A possibilidade de afastamento do governador Wanderlei Barbosa perdeu tração nos bastidores políticos de Tocantins. Aliados e opositores reconhecem que uma eventual candidatura dele ao Senado alteraria significativamente a disputa pelas duas vagas federais, reduzindo espaço para candidatos já em movimento. A mudança de cálculo revela o peso real de sua aprovação eleitoral no tabuleiro de 2026.
Por Wesley Silas
Nas últimas semanas, circulava nos bastidores a hipótese de que o afastamento de Wanderlei Barbosa abriria espaço para novo arranjo político no Estado. Essa leitura não resiste à análise objetiva: uma candidatura do governador ao Senado reposicionaria toda a disputa.
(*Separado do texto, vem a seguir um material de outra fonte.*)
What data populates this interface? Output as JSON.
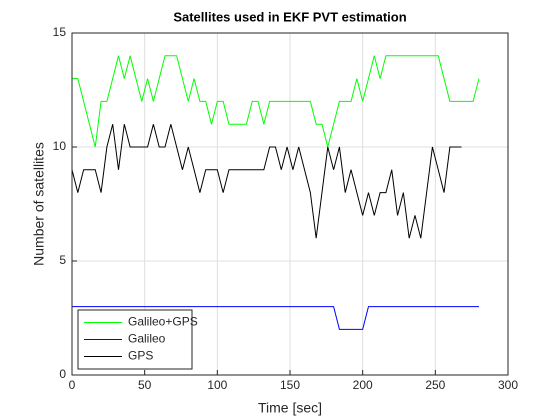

A avaliação predominante entre políticos é que nem mesmo setores da oposição veem com entusiasmo essa possibilidade. O motivo é direto: Wanderlei Barbosa mantém forte aprovação política e eleitoral. Isso o tornaria competidor de alto risco para nomes que já se movimentam para o Senado — Eduardo Gomes (PL), Carlos Gaguim (União Brasil), Alexandre Guimarães (MDB) e o senador Irajá Abreu (PSD).
O Cálculo Político
O que antes poderia interessar a alguns grupos passou a ser visto como ameaça concreta. O afastamento deixou de ser hipótese de rearranjo institucional para se transformar em fator de contenção eleitoral. Sua permanência no governo interessa não apenas ao seu grupo político, mas também a atores que temem enfrentar sua força nas urnas.
A mudança de comportamento em torno de Wanderlei revela o tamanho de sua influência no processo. O jogo político deixou de ser apenas sobre quem governa o Estado para incluir quem sobrevive ao rearranjo das vagas majoritárias. Nesse cenário, o governador funciona como elemento de equilíbrio — sua presença ou ausência altera toda a geometria da disputa.
Força eleitoral é ativo político real
A retirada do interesse no afastamento de Wanderlei Barbosa não é coincidência. Reflete o reconhecimento pragmático de que sua força eleitoral é ativo político real, não especulação. Em 2026, Tocantins enfrentará disputa competitiva para o Senado, e nenhum ator político pode ignorar o peso de quem mantém aprovação consolidada. O governador, voluntariamente ou não, tornou-se peça central no tabuleiro — e isso muda tudo.